Fisherman's rib is a deep, cushiony version of one-by-one ribbing. Instead of stacking plain knits and purls, you knit into the stitch one row below, which pulls extra yarn up through the fabric and doubles the loft. The result reads like ribbing from a distance but feels twice as thick in the hand, with a bounce ordinary rib never has. It is a close relative of brioche and produces nearly the same fabric, worked with a different set of moves.

How it is built

The fabric is columns of knit and purl, same as one-by-one rib, but the knit columns are worked one row down. On a knit-one-below stitch (often written k1b or KB), you insert the needle into the center of the stitch directly below the next stitch on the left needle, knit it, and let the old stitch drop off the top. That dropped strand doesn't unravel: it wraps the new stitch and becomes part of the column below, which is where the extra depth comes from.
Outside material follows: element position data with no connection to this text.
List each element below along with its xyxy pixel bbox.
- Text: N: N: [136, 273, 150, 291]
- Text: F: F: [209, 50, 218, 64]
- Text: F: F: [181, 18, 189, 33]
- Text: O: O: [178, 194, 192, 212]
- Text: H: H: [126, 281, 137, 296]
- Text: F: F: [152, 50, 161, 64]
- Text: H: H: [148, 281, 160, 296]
Most versions purl the alternate stitches and knit-below the rest, so a plain row reads "knit one below, purl one" across. Some patterns knit-below on both faces for a firmer fabric. Cast on an even number of stitches, work a plain rib row first to set the columns, then begin the knit-below rows. The first row can feel fiddly because there is no stitch below yet, so many patterns start you on ordinary rib and switch on row two.

What the fabric does

Fisherman's rib is thick, spongy, and heavier than the same yarn worked flat. It eats yarn: expect to use noticeably more than plain stockinette or standard rib for the same dimensions. It is fully reversible, with the same soft raised columns on both sides, which makes it a strong choice for anything seen from both faces.

It stretches wide and springs back, but it grows in length under its own weight, so a long scarf or a heavy sweater body will drop over time. Account for that by knitting shorter than your target length. The fabric lies flat and does not curl at the edges, unlike stockinette, and the deep texture hides uneven tension well, which is forgiving if your knit-below stitches vary a little.

Tip
If a stitch looks loose or split, check that you knit into the stitch one row below and not the two-strand gap beside it. Working into the gap adds an unwanted increase and throws off the count.

What to use it for

Reach for fisherman's rib when you want warmth and body: cowls, chunky scarves, hats, and sweater bodies that need to feel substantial. Worsted or aran weight suits it best, since the stitch already adds bulk and finer yarn can lose the plush effect. It also makes a handsome band or collar where you want more presence than a plain rib gives.

Is fisherman's rib the same as brioche?

The fabric is nearly identical. Fisherman's rib gets there by knitting into the stitch below; brioche uses yarn-over-and-slip pairs. Brioche is easier to work in two colors, but plain fisherman's rib is simpler to learn.

Why is my piece so much wider and heavier than the pattern says?

The stitch is elastic and dense, so it blocks wider and drops longer under its own weight. Knit shorter than your target length and check gauge in the actual stitch, not in plain rib.

Can I work it in the round?

Yes. Cast on an even number, work knit-one-below and purl-one on every round, and there is no purl-side row to track, which many knitters find easier than working it flat.